The eighth-generation SL is loaded with useful technology without reaching the overkill level found with some other new Mercedes models, like the 2022 S-Class.
And the powertrain is everything you could want from a car that has the refinement of a grand tourer and the muscle of a sports car.
The real question is whether all this will matter in a market where sports cars and roadsters have all but vanished from the buying public’s consciousness. It would be a shame if the 2022 Mercedes-AMG SL doesn’t regain some of its lost momentum. It truly does live up to the term, “iconic.”
Look for the SL 55 and SL 63 models to reach U.S. showrooms by the middle of this year. Mercedes hasn’t released pricing yet but the “base” roadster is expected to come in at around $100,000 before delivery fees and all the options buyers tend to load up on.
2022 Mercedes-AMG SL 55 — Frequently Asked Questions
How much will the 2022 Mercedes-AMG SL cost?
Final pricing won’t be released until just before the new roadster goes on sale around mid-year, but expect the “base” 2022 Mercedes-AMG SL 55 to come in right around $100,000.
Is the Mercedes SL being discontinued?
That was a question a lot of folks were asking until recently. Demand for sports cars, in general, has tumbled, and sales of the SL have been down sharply in recent years as American buyers have migrated to SUVs and CUVs. But Mercedes sees the SL as a brand icon and is launching an all-new, seventh-generation model with a number of major changes that it hopes will increase its appeal.

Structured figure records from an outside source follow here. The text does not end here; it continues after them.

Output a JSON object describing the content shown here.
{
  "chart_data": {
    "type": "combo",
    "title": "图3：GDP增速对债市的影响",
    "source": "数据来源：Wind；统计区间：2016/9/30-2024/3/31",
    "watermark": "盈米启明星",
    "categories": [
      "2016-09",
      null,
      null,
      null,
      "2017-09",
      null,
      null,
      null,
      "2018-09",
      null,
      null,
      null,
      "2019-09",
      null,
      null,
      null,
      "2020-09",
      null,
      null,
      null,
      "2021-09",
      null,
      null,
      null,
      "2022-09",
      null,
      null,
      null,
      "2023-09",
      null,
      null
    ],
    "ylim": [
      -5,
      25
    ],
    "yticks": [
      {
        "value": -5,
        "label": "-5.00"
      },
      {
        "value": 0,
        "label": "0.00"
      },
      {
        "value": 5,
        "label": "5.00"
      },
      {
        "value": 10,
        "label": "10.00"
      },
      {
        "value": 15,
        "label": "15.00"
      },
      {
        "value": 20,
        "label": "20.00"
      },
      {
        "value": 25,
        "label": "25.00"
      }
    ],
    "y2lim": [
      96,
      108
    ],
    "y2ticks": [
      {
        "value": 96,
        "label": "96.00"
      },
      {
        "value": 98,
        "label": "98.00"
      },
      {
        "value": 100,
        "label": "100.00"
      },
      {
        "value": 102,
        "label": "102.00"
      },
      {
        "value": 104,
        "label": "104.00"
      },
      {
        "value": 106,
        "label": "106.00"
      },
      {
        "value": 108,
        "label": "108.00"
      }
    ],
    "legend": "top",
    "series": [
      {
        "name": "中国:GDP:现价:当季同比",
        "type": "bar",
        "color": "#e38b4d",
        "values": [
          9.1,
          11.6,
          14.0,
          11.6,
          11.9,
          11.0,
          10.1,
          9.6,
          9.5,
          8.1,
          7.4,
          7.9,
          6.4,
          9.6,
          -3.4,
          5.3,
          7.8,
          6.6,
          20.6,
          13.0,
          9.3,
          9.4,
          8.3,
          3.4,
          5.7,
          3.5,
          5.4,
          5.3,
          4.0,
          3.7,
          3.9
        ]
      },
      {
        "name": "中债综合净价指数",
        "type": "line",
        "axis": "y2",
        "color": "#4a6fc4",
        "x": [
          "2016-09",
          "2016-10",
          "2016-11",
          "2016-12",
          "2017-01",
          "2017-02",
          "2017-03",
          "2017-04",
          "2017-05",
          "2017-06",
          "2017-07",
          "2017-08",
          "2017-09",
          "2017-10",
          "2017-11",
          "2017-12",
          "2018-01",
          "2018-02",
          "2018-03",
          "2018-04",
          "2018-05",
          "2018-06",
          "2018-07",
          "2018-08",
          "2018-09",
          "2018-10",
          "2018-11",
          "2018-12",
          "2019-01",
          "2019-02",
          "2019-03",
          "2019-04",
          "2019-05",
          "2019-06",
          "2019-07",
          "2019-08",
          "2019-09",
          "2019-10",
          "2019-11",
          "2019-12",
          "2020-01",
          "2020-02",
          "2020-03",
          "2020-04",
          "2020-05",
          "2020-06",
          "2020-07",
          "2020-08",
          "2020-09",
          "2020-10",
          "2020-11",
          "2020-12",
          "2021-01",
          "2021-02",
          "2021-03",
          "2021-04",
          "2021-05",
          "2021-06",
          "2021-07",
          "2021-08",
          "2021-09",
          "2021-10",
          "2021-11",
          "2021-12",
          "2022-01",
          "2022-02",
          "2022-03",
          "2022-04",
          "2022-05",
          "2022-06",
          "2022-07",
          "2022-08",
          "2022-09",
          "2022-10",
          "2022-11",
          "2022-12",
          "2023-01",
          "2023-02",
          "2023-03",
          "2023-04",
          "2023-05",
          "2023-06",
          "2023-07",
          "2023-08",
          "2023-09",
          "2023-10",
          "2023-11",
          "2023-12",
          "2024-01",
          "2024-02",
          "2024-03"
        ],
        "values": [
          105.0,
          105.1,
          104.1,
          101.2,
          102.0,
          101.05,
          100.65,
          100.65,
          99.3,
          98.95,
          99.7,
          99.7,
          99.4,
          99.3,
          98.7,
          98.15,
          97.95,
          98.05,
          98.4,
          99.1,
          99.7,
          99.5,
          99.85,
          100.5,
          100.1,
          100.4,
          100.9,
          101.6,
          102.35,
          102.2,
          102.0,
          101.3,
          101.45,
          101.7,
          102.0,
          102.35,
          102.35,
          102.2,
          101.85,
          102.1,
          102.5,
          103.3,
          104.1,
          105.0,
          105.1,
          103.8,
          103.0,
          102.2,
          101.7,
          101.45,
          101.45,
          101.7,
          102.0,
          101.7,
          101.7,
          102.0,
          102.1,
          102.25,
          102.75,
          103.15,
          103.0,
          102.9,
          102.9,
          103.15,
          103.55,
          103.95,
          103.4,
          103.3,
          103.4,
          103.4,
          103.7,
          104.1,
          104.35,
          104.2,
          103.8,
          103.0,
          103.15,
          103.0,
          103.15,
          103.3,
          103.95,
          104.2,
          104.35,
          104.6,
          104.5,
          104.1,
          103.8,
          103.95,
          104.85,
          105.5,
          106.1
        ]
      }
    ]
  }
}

Does the Mercedes SL hold its value?
Passenger cars, in general, and sports cars, in particular, have seen values slump as buyers migrate to SUVs, CUVs and pickups. But after taking an initial hit during the first three years of ownership, the SL’s value seems to stabilize. On average, they’ve going for more than 60% of original purchase price after five years. Resale prices have jumped this past year due to the shortage of new and used vehicles caused by COVID and the semiconductor shortage. But that may not last very long.